Roberto Pérez era un hombre raro. Vivía solo, y al parecer, toda su vida había vivido solo. No lo visitaba nadie y a nadie iba a visitar. Su casa era vieja, con humedad y paredes descascaradas. Si salía a la calle no saludaba a ningún vecino y si los chicos de la casa contigua jugaban al futbol les gritaba de todo, y si para desgracia de estos chicos, la pelota se pasaba al patio de Pérez, en vez de devolvérsela, se la pinchaba. Si los gatos aullaban en la noche, él salía y les tiraba con un rifle de aire comprimido, y se contentaba arrancando cualquier florcita que tuviera la osadía de crecer en los pastos de su vereda o patio.
En una palabra, era un ser despreciable. Parecía que este tipo no tenía ninguna motivación, que su vida era amarga y estaba empecinado en amargársela a los demás.

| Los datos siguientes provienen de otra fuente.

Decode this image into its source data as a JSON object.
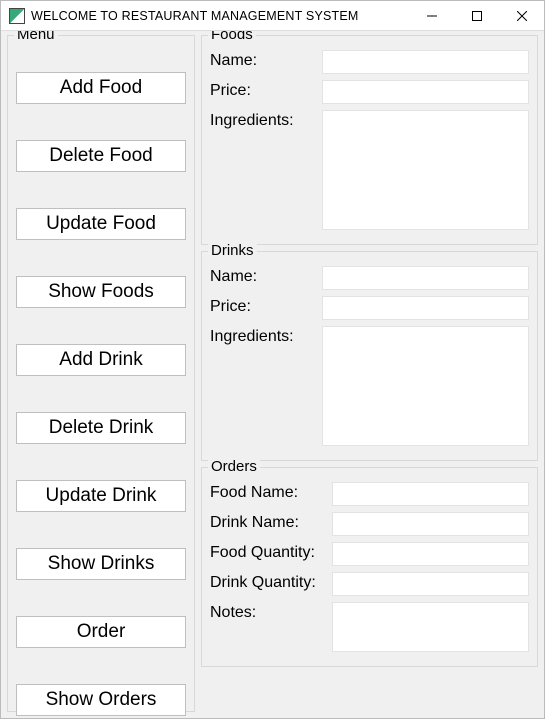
{
  "window": {
    "title": "WELCOME TO RESTAURANT MANAGEMENT SYSTEM"
  },
  "menu": {
    "legend": "Menu",
    "buttons": {
      "add_food": "Add Food",
      "delete_food": "Delete Food",
      "update_food": "Update Food",
      "show_foods": "Show Foods",
      "add_drink": "Add Drink",
      "delete_drink": "Delete Drink",
      "update_drink": "Update Drink",
      "show_drinks": "Show Drinks",
      "order": "Order",
      "show_orders": "Show Orders"
    }
  },
  "foods": {
    "legend": "Foods",
    "name_label": "Name:",
    "name_value": "",
    "price_label": "Price:",
    "price_value": "",
    "ingredients_label": "Ingredients:",
    "ingredients_value": ""
  },
  "drinks": {
    "legend": "Drinks",
    "name_label": "Name:",
    "name_value": "",
    "price_label": "Price:",
    "price_value": "",
    "ingredients_label": "Ingredients:",
    "ingredients_value": ""
  },
  "orders": {
    "legend": "Orders",
    "food_name_label": "Food Name:",
    "food_name_value": "",
    "drink_name_label": "Drink Name:",
    "drink_name_value": "",
    "food_qty_label": "Food Quantity:",
    "food_qty_value": "",
    "drink_qty_label": "Drink Quantity:",
    "drink_qty_value": "",
    "notes_label": "Notes:",
    "notes_value": ""
  }
}
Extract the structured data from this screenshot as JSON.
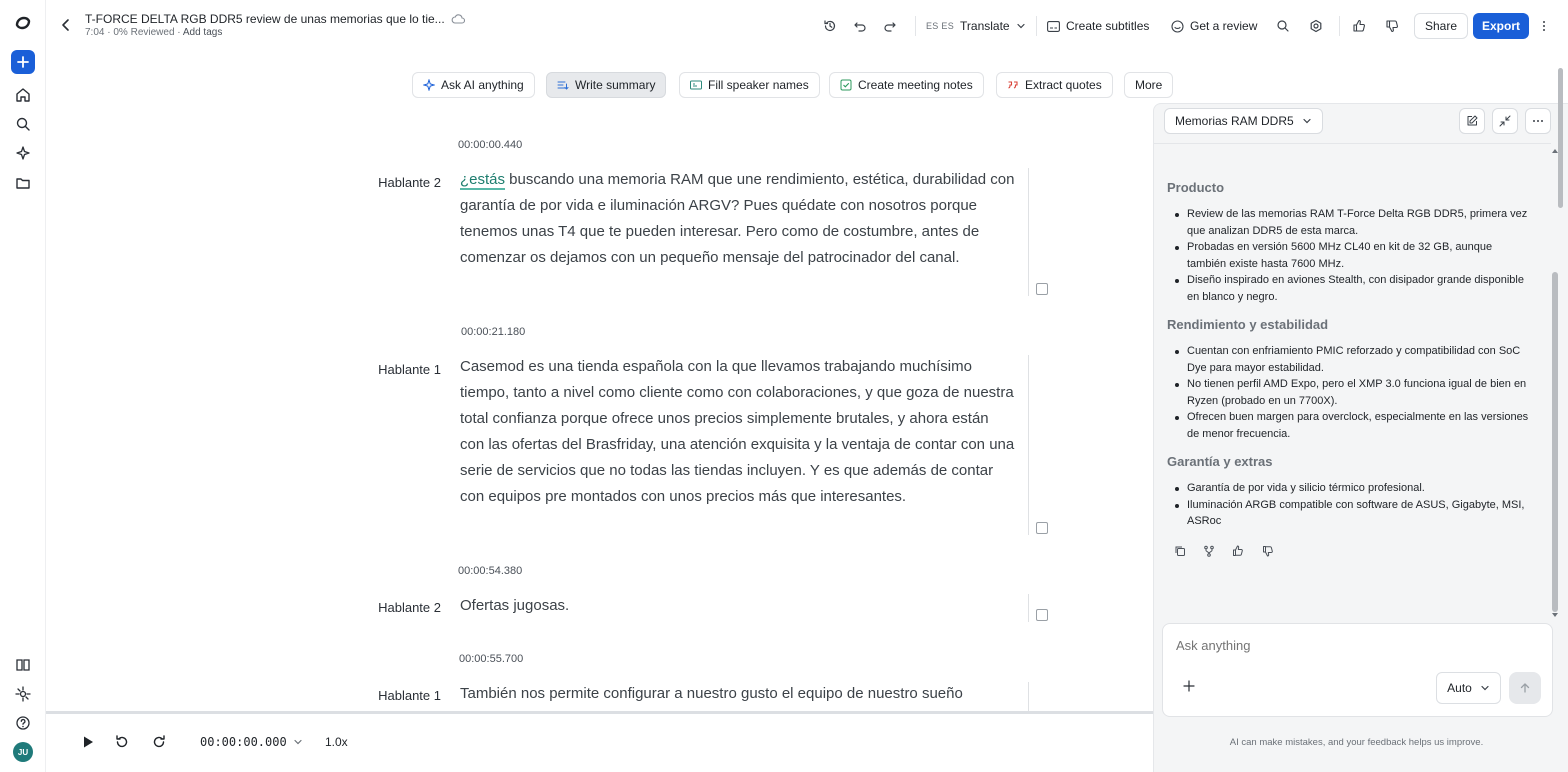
{
  "header": {
    "title": "T-FORCE DELTA RGB DDR5 review de unas memorias que lo tie...",
    "meta_duration": "7:04",
    "meta_reviewed": "0% Reviewed",
    "meta_tags": "Add tags",
    "lang_code": "ES ES",
    "translate_label": "Translate",
    "subtitles_label": "Create subtitles",
    "review_label": "Get a review",
    "share_label": "Share",
    "export_label": "Export"
  },
  "chips": {
    "ask": "Ask AI anything",
    "summary": "Write summary",
    "speakers": "Fill speaker names",
    "notes": "Create meeting notes",
    "quotes": "Extract quotes",
    "more": "More"
  },
  "transcript": [
    {
      "time": "00:00:00.440",
      "speaker": "Hablante 2",
      "highlight": "¿estás",
      "text": " buscando una memoria RAM que une rendimiento, estética, durabilidad con garantía de por vida e iluminación ARGV? Pues quédate con nosotros porque tenemos unas T4 que te pueden interesar. Pero como de costumbre, antes de comenzar os dejamos con un pequeño mensaje del patrocinador del canal."
    },
    {
      "time": "00:00:21.180",
      "speaker": "Hablante 1",
      "text": "Casemod es una tienda española con la que llevamos trabajando muchísimo tiempo, tanto a nivel como cliente como con colaboraciones, y que goza de nuestra total confianza porque ofrece unos precios simplemente brutales, y ahora están con las ofertas del Brasfriday, una atención exquisita y la ventaja de contar con una serie de servicios que no todas las tiendas incluyen. Y es que además de contar con equipos pre montados con unos precios más que interesantes."
    },
    {
      "time": "00:00:54.380",
      "speaker": "Hablante 2",
      "text": "Ofertas jugosas."
    },
    {
      "time": "00:00:55.700",
      "speaker": "Hablante 1",
      "text": "También nos permite configurar a nuestro gusto el equipo de nuestro sueño"
    }
  ],
  "player": {
    "time": "00:00:00.000",
    "speed": "1.0x"
  },
  "panel": {
    "select_label": "Memorias RAM DDR5",
    "sections": [
      {
        "heading": "Producto",
        "items": [
          "Review de las memorias RAM T-Force Delta RGB DDR5, primera vez que analizan DDR5 de esta marca.",
          "Probadas en versión 5600 MHz CL40 en kit de 32 GB, aunque también existe hasta 7600 MHz.",
          "Diseño inspirado en aviones Stealth, con disipador grande disponible en blanco y negro."
        ]
      },
      {
        "heading": "Rendimiento y estabilidad",
        "items": [
          "Cuentan con enfriamiento PMIC reforzado y compatibilidad con SoC Dye para mayor estabilidad.",
          "No tienen perfil AMD Expo, pero el XMP 3.0 funciona igual de bien en Ryzen (probado en un 7700X).",
          "Ofrecen buen margen para overclock, especialmente en las versiones de menor frecuencia."
        ]
      },
      {
        "heading": "Garantía y extras",
        "items": [
          "Garantía de por vida y silicio térmico profesional.",
          "Iluminación ARGB compatible con software de ASUS, Gigabyte, MSI, ASRoc"
        ]
      }
    ],
    "ask_placeholder": "Ask anything",
    "mode": "Auto",
    "disclaimer": "AI can make mistakes, and your feedback helps us improve."
  },
  "user": {
    "initials": "JU"
  },
  "colors": {
    "accent": "#1a5fd8",
    "highlight": "#1e7d6e",
    "avatar": "#1f7a7a"
  }
}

Según sus vecinos, además de todas sus cualidades perversas, Pérez era un perfecto miserable. Se decía que tenía muchísimo dinero escondido vaya a saber dónde, y que no lo tocaba, salvo para contarlo y corroborar que no faltaran ni cincuenta centavos. Lo que no sabían era que Roberto Pérez sí tenía una motivación, y que en esa motivación estaba gastando su dinero: su colección de roldanas. Sí, coleccionaba roldanas. Roldanas de todos los tiempos y lugares del mundo, roldan en las que gastaba cualquier cosa. Se sabía los nombres de todas las fábricas que hacían roldanas, y sabía en qué construcciones se habían usado roldanas de tal o cual marca. El tipo mandaba cartas a las fábricas, museos y negocios pidiendo el precio de las roldanas que tuvieran, y después, gustoso, enviaba cheques suculentos y se ponía a esperar que llegara el correo con la cajita que contenía a la ansiada roldana. Muchas veces lo estafaron, envió cheques por roldanas que nunca golpearon a su puerta. Pero no se desanimaba, él veía como crecía su colección, y eso lo llenaba de alegría, aunque su casa se estuviera viniendo abajo. Incluso una vecina lo presionaba para que arreglara el baño, ya que la humedad del mismo se filtraba por la pared y aparecía en la cocina de la vecina. Pero él sólo gruñía y le cerraba la puerta en la cara, internándose nuevamente en su inmensa colección de roldanas.
Un día, su vecina golpeó a su puerta nuevamente, pero Pérez no salió. Se fue y volvió a la hora, pero no salió nadie. Regresó a la tarde, pero nuevamente no salió nadie. Se asustó y empezó a llamar a sus vecinos. Entre todos abrieron la puerta y se dirigieron a la habitación de Pérez, que estaba en la cama, muerto. Se había muerto mientras dormía.
Trataron de ubicar a algún familiar, pero, al parecer, no tenía a nadie. A la tarde del día siguiente, Roberto Pérez fue llevado al cementerio.
Pronto, los vecinos se lanzaron a la búsqueda del famoso dinero. Esto provocó que discutieran, se pelearan y se amenazaran de muerte, parecía que Pérez estaba haciendo que se odiaran como él los había odiado.
Sin embargo, los vecinos no encontraron nada. Se dieron cuenta que el dinero había sido gastado en las roldanas que cubrían todas las paredes de la casa, roldanas que había en los cajones, roldanas que había adentro de las ollas, debajo de la cama, en el botiquín del baño, etc, etc, etc.
Y los vecinos, en un ataque de bronca contra Pérez, juntaron esa infinidad de roldanas en cajas y las tiraron en el basural de la ciudad.
Y toda la vida de Roberto Pérez está ahí, mezclada entre desechos de todo tipo y contaminando, obviamente, el medio ambiente, otra cosa que Pérez odiaba.